Tuesday, December 1, 2009

Why Don't We Know About These?

Soap Nuts are fully sustainable, renewable, offer future forestation potential and are quite possibly the single most effective solution to reducing a huge range of pollutants on our stressed plannet. Mother Nature's gift of soap nuts has always provided us with truly green and exquisitely effective household cleaning and personal care .......Soap nuts are also a totally renewable resource. Each year brings a new soap nut harvest, and the trees have a very long lifespan. Most are exported form India, Nepal and Southern China.

Less than half of the Sapindus Mukorossi soap nuts (the most highy prized and valued of the many specias of soap berry trees) from the Sivalik Hills and Doon Valley regions fo the Himalayans are being harvested and used today. Most end up decomposing in the soils. This is a terrible waste of a valuable resource and economic stimulus for these regions.

Mukorossi soap berry trees may also be cultivatd across other vast regions of the world, typically those areas of highter elevation and relatively steep slopes. Mukorossi trees are extremely hardy, live an average of ninety years and are prolific fruit bearers. They produce fruits for roughly eighty of the ninety year lifespan. Many regions around the largest mountain ranges on nealy every continent presently have lands that provide us little environmental or ecological benefits. Many of these regions would be ideal area for the cultivation of Mukorossi soapberry trees.

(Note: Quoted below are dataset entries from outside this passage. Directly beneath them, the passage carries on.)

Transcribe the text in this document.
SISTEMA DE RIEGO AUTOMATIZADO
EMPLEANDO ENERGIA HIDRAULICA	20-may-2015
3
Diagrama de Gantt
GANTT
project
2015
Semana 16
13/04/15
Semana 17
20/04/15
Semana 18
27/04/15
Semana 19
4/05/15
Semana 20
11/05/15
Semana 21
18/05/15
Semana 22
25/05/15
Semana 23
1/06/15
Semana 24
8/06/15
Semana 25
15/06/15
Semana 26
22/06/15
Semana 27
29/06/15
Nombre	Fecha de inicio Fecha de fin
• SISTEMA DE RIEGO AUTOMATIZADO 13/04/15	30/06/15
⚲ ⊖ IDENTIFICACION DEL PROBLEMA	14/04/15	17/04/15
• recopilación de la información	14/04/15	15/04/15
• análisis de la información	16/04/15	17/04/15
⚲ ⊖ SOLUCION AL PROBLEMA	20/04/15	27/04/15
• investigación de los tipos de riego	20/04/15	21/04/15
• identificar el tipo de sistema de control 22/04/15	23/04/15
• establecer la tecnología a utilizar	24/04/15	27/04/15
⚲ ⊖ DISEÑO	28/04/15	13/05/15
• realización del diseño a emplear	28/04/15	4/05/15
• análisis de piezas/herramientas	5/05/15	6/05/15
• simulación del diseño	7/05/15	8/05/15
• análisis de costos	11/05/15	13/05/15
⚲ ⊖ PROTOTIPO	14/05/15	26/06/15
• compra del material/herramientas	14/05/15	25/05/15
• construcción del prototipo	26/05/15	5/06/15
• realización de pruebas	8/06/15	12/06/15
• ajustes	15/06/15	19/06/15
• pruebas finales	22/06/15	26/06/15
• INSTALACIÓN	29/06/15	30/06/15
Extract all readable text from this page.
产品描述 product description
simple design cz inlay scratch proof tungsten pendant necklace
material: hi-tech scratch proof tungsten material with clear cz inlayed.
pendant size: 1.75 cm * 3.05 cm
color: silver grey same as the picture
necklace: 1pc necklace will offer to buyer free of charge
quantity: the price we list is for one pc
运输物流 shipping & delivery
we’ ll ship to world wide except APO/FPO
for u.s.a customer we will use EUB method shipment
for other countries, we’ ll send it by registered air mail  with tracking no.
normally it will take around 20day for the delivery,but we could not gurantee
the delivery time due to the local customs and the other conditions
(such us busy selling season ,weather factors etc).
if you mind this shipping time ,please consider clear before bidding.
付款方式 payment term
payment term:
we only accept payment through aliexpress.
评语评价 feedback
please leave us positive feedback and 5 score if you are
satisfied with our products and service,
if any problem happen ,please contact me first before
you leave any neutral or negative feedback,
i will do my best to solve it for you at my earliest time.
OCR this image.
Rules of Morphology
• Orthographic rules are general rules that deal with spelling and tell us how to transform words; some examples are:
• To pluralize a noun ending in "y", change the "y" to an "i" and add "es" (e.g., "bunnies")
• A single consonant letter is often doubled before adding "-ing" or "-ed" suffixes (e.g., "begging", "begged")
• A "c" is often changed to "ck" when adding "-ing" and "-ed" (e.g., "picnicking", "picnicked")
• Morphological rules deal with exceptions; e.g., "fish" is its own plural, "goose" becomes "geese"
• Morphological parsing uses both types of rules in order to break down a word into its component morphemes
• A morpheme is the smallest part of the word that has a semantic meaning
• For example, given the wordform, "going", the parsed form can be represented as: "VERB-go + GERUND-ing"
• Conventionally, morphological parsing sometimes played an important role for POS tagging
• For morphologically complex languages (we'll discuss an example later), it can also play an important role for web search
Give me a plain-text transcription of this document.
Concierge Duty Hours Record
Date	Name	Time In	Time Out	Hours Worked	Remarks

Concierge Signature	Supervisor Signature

Hence soap nut trees offer the world, forestation potential of many otherwise  unproductive lands across the globe. They flourish in poor soil conditions and reduce erosion of valuable top soil. The forests of Mukorossi soap nut trees in Nepal and India are actuallly alien to those lands. They originated in what is now China and were brought to these regions for cultivation. With adequate demand there is no reason many other lands cannot be similarly cultivated and forested.